At the end of my little exploration session, i put down my book and flip open my laptop, loading up Anki. I create flashcards from the stuff that i wrote down. This is the crucial step, because if all i ever did was write shit down, i’d forget it all by the next day, or even 2 hours from then. This is what i mistakenly did when i was in China…i’d sit down for like 2 or 3 hours every afternoon and crawl through all sorts of interesting books and dictionaries, write a bunch of neat stuff down, and then forget like 90% of it by that evening. I was spinning my wheels because i wasn’t actually retaining much of what i was figuring out. If you’re not reviewing the old material, it’s like you’re that famous archaeologist in the dusty pyramid and every day you take your notes and chuck them in the trash. NO, you want to retain all that stuff (hopefully with the least amount of effort possible), so you need your SRS.
So, with an SRS like Anki i can spend a few minutes every morning and evening reviewing older stuff and keeping it fresh in my mind. By getting reminded after a few hours, then after a day, then after 3 days, after a week, etc, i can turn that short term stuff into long term familiarity. This is true advancement in a language. You can be confident that whatever interesting tidbits you write down on your notepad will not be thrown down the memory hole…you can just assume that you’ll be able to remember those, because Anki is going to program them into your long term memory for you. You’re going to be intimately familiar with them. In a few weeks, you’ll look at all the really complicated stuff you were writing down a month previous, and it’ll appear stupidly simple to you. It won’t even seem worth keeping because it’ll be so obvious. This is familiarity. When you’re fluent in a language, you’re just really really familiar with it.

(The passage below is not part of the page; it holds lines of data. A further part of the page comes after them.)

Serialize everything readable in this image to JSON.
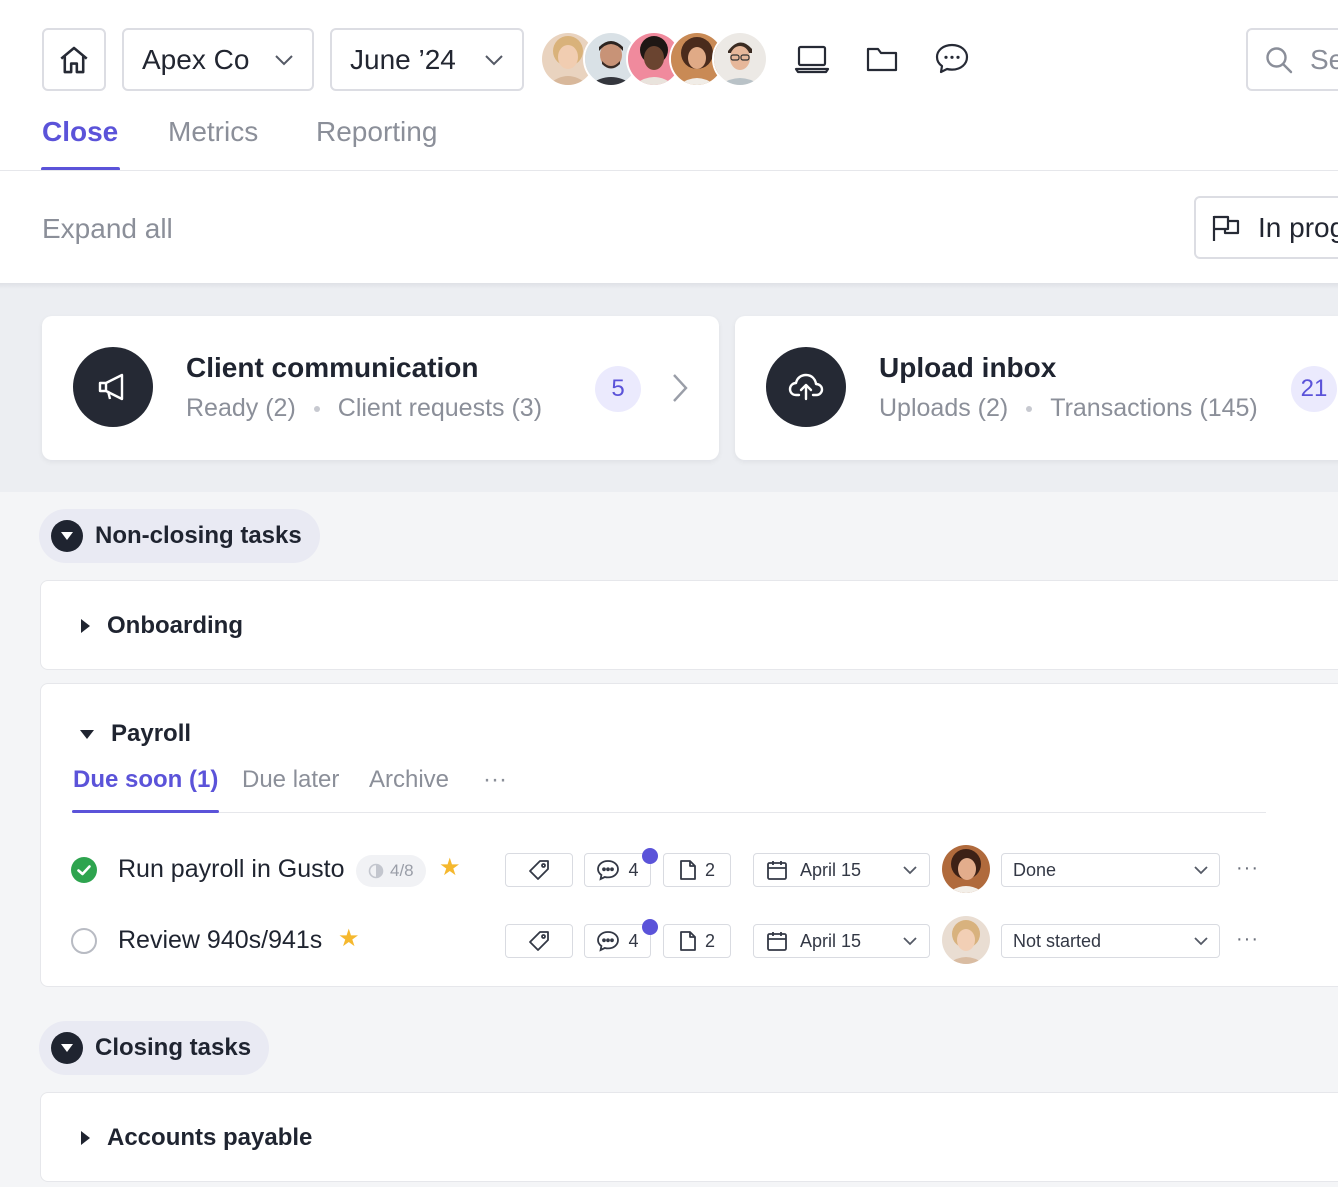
{
  "topbar": {
    "company": "Apex Co",
    "period": "June ’24",
    "search_placeholder": "Se"
  },
  "tabs": [
    {
      "label": "Close",
      "active": true
    },
    {
      "label": "Metrics",
      "active": false
    },
    {
      "label": "Reporting",
      "active": false
    }
  ],
  "toolbar": {
    "expand_all": "Expand all",
    "status_filter": "In prog"
  },
  "cards": [
    {
      "title": "Client communication",
      "meta1": "Ready (2)",
      "meta2": "Client requests (3)",
      "count": "5",
      "icon": "megaphone-icon"
    },
    {
      "title": "Upload inbox",
      "meta1": "Uploads (2)",
      "meta2": "Transactions (145)",
      "count": "21",
      "icon": "cloud-upload-icon"
    }
  ],
  "sections": {
    "non_closing": {
      "label": "Non-closing tasks",
      "groups": {
        "onboarding": {
          "label": "Onboarding",
          "expanded": false
        },
        "payroll": {
          "label": "Payroll",
          "expanded": true,
          "subtabs": [
            {
              "label": "Due soon (1)",
              "active": true
            },
            {
              "label": "Due later",
              "active": false
            },
            {
              "label": "Archive",
              "active": false
            }
          ],
          "more": "···",
          "tasks": [
            {
              "title": "Run payroll in Gusto",
              "done": true,
              "progress": "4/8",
              "starred": true,
              "comments": "4",
              "files": "2",
              "due": "April 15",
              "status": "Done",
              "more": "···"
            },
            {
              "title": "Review 940s/941s",
              "done": false,
              "progress": "",
              "starred": true,
              "comments": "4",
              "files": "2",
              "due": "April 15",
              "status": "Not started",
              "more": "···"
            }
          ]
        }
      }
    },
    "closing": {
      "label": "Closing tasks",
      "groups": {
        "accounts_payable": {
          "label": "Accounts payable",
          "expanded": false
        }
      }
    }
  },
  "colors": {
    "accent": "#5b53d9",
    "done_green": "#2ea44f",
    "star": "#f5b82e",
    "dark_icon_bg": "#252934"
  }
}
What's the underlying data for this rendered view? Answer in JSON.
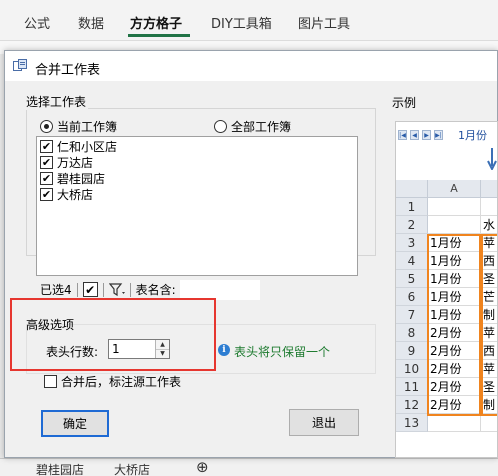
{
  "ribbon": {
    "tabs": [
      "公式",
      "数据",
      "方方格子",
      "DIY工具箱",
      "图片工具"
    ],
    "active_tab": "方方格子",
    "accent": "#217346"
  },
  "sheet_tabs": [
    "碧桂园店",
    "大桥店"
  ],
  "dialog": {
    "title": "合并工作表",
    "select_group_title": "选择工作表",
    "radio_current": "当前工作簿",
    "radio_all": "全部工作簿",
    "selected_radio": "current",
    "sheets": [
      {
        "name": "仁和小区店",
        "checked": true
      },
      {
        "name": "万达店",
        "checked": true
      },
      {
        "name": "碧桂园店",
        "checked": true
      },
      {
        "name": "大桥店",
        "checked": true
      }
    ],
    "selected_count_label": "已选4",
    "sheet_name_label": "表名含:",
    "sheet_name_value": "",
    "advanced_title": "高级选项",
    "header_rows_label": "表头行数:",
    "header_rows_value": "1",
    "info_text": "表头将只保留一个",
    "annotate_label": "合并后，标注源工作表",
    "annotate_checked": false,
    "ok_label": "确定",
    "exit_label": "退出",
    "highlight_color": "#e6362f"
  },
  "example": {
    "title": "示例",
    "tab_label": "1月份",
    "col_a": "A",
    "rows": [
      {
        "num": "1",
        "a": "",
        "b": ""
      },
      {
        "num": "2",
        "a": "",
        "b": "水"
      },
      {
        "num": "3",
        "a": "1月份",
        "b": "苹"
      },
      {
        "num": "4",
        "a": "1月份",
        "b": "西"
      },
      {
        "num": "5",
        "a": "1月份",
        "b": "圣"
      },
      {
        "num": "6",
        "a": "1月份",
        "b": "芒"
      },
      {
        "num": "7",
        "a": "1月份",
        "b": "制"
      },
      {
        "num": "8",
        "a": "2月份",
        "b": "苹"
      },
      {
        "num": "9",
        "a": "2月份",
        "b": "西"
      },
      {
        "num": "10",
        "a": "2月份",
        "b": "苹"
      },
      {
        "num": "11",
        "a": "2月份",
        "b": "圣"
      },
      {
        "num": "12",
        "a": "2月份",
        "b": "制"
      },
      {
        "num": "13",
        "a": "",
        "b": ""
      }
    ],
    "highlight_color": "#f0841e"
  }
}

Ok, i notice that this post is starting to ramble on forever, which i tend to do when i’m excited about something, so let me try to sum things up. Like any long-term project, learning a language involves doing something every day consistently for a long period of time. If you keep it up, you’ll be surprised at your progress. I believe that by working enthusiastically on it and having some good people to consult, you can make much more progress much faster than if you took a course and just passively did what the teacher said.
Don’t worry about leaving some other stuff behind if you have to move in a different direction to find the fun stuff. You can always come back to the other things you were working on. It’ll still be there later, just keep pursuing the fun things. Keep searching for ways to get comprehensible input. You want lots and lots of interesting input. Saturate your brain with input, and things will fall into place. This is what brains are good at.
I’ll probably elaborate on some parts of what i wrote here, but i think i need some more time to mull it over.